Freddie Mac has started working on a new, “multisite” multifamily loan product, fresh on the heels of the federal REO-to-Rental program rollout.
Since the program is still in its early stages—and subject to conservator approval—many details haven’t been fleshed out. But the product would be the first scattered-site commercial mortgage product that Freddie Mac has ever offered—and would be a boon to a still struggling for-sale market.
“We are working very hard on trying to develop a multifamily mortgage product to serve the needs of large investors in single-family properties,” says David Brickman, senior vice president of multifamily at McLean, Va.–based Freddie Mac. “It would facilitate greater investment in the single-family market and help provide stabilization.”
Such a product would be a game changer. Investor interest in the REO-to-Rental program has been high ever since it was announced Feb. 1 by the Federal Housing Finance Agency (FHFA). But one of the main hurdles for investors is that buying houses in bulk is mainly an all-cash business. To have a loan program on the market tailored to a multisite execution would open up the investor pool, clearing the market of more houses more quickly.
The new loan program would likely be a shorter-term, lower-leverage, floating-rate execution, and only available for deals of $100 million or more, according to an investor already active in this space who requested anonymity. The multisite mortgage would likely target large, cross-collateralized pools owned and managed by a single institution.
Even before the FHFA’s announcement, some investors had been busy scooping up scores of unsold homes and repositioning them as rentals. Last month, Los Angeles–based private equity firm Oaktree Capital Management teamed up with Santa Ana, Calif.–based property manager Carrington Holding Co. in a $450 million joint venture to buy distressed single-family homes and turn them into rentals. Carrington, incidentally, manages more than 3,000 single-family rental homes for Fannie Mae’s Deed-for-Lease and Tenant-in-Place programs.
Also in January, Oakland, Calif.–based Waypoint Real Estate Group, which specializes in buying distressed for-sale assets, received an investment from Menlo Park, Calif.–based GI Partners to buy more than $250 million in for-sale rental homes.
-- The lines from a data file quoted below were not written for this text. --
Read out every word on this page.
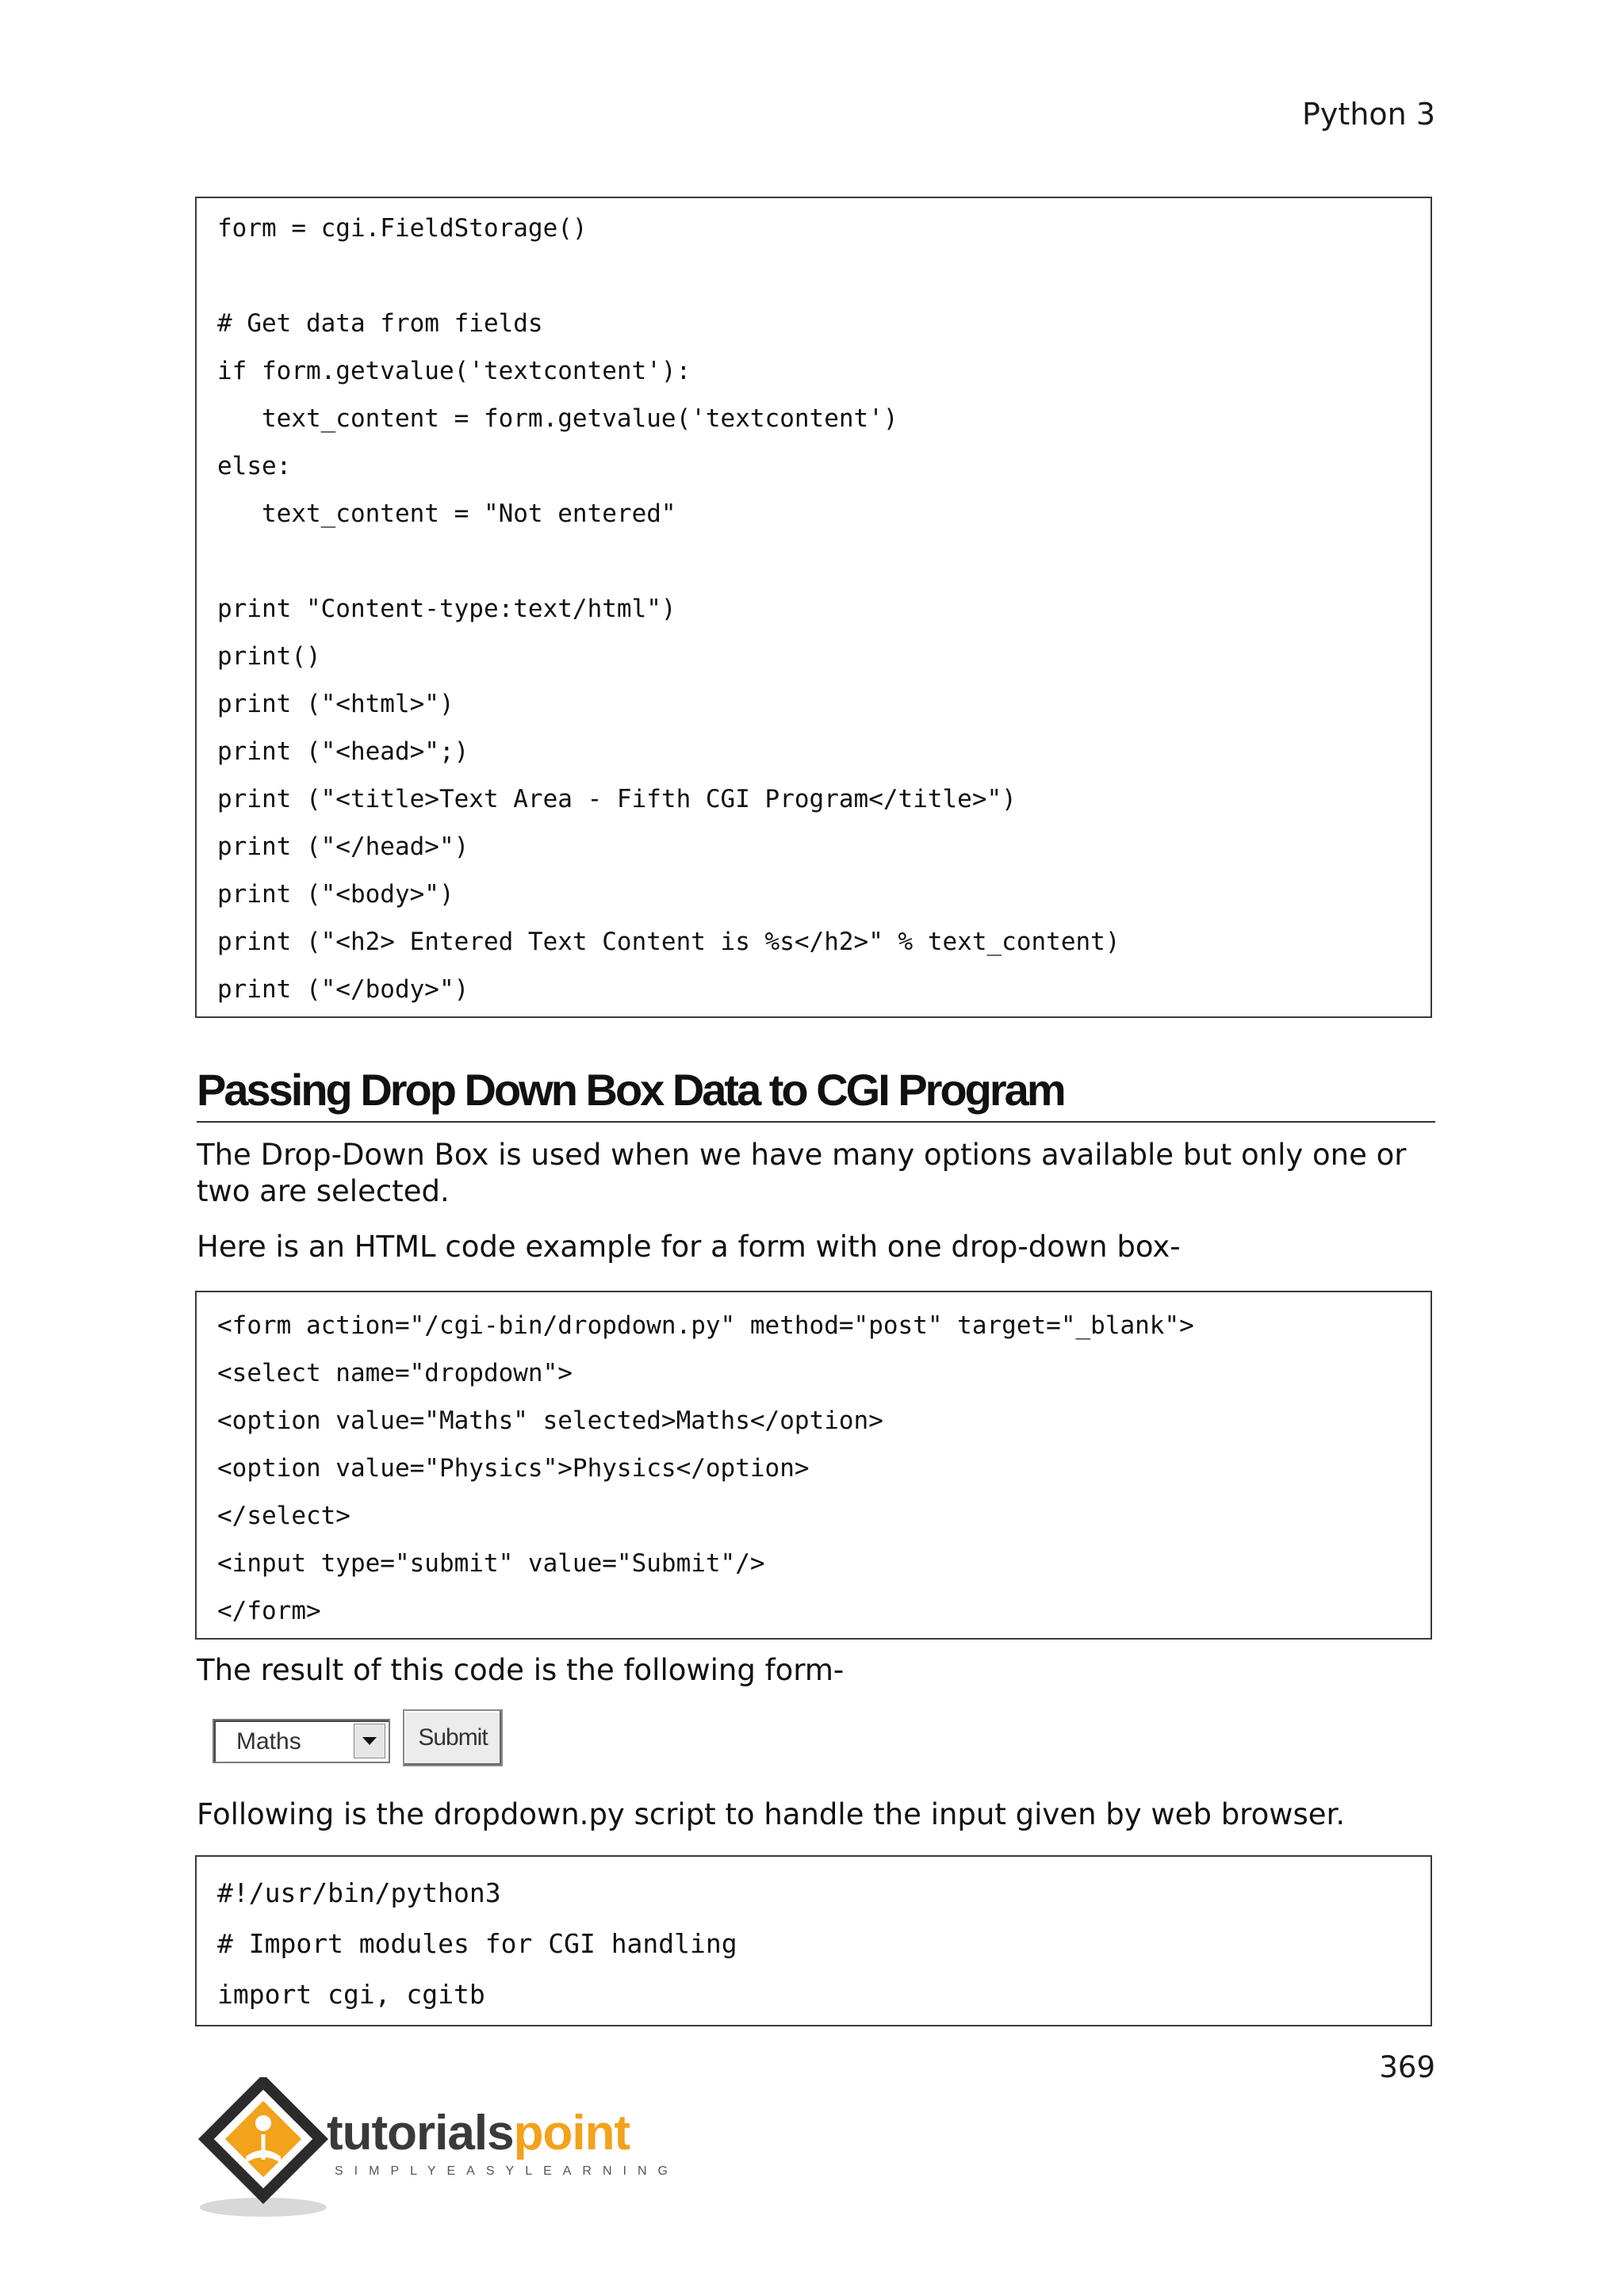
Python 3
form = cgi.FieldStorage()
# Get data from fields
if form.getvalue('textcontent'):
text_content = form.getvalue('textcontent')
else:
text_content = "Not entered"
print "Content-type:text/html")
print()
print ("<html>")
print ("<head>";)
print ("<title>Text Area - Fifth CGI Program</title>")
print ("</head>")
print ("<body>")
print ("<h2> Entered Text Content is %s</h2>" % text_content)
print ("</body>")
Passing Drop Down Box Data to CGI Program
The Drop-Down Box is used when we have many options available but only one or two are selected.
Here is an HTML code example for a form with one drop-down box-
<form action="/cgi-bin/dropdown.py" method="post" target="_blank">
<select name="dropdown">
<option value="Maths" selected>Maths</option>
<option value="Physics">Physics</option>
</select>
<input type="submit" value="Submit"/>
</form>
The result of this code is the following form-
Maths	Submit
Following is the dropdown.py script to handle the input given by web browser.
#!/usr/bin/python3
# Import modules for CGI handling
import cgi, cgitb
369
tutorialspoint
SIMPLYEASYLEARNING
Freddie Mac declined to provide details, and a Fannie Mae spokesperson said, “It’s too early to speculate” on what kind of financing might be available for an REO-to-Rental deal. So, much remains to be seen. Will it be confined to assets being sold by the three government agencies, or will it be available for any single-family portfolio sold by any institution? Will the program be limited to just REO assets, or can it be applied to any bulk single-family-to-rental execution?
And ultimately, will the program see the light of day? One condition of the GSEs’ conservatorship is a prohibition against the creation of any new programs—even when it’s in the public’s interest to do so. A couple of years ago, Freddie Mac wanted to start a manufactured-housing loan program, and a small-loan program, but were told not to by the FHFA, though such programs would be “mission-rich.”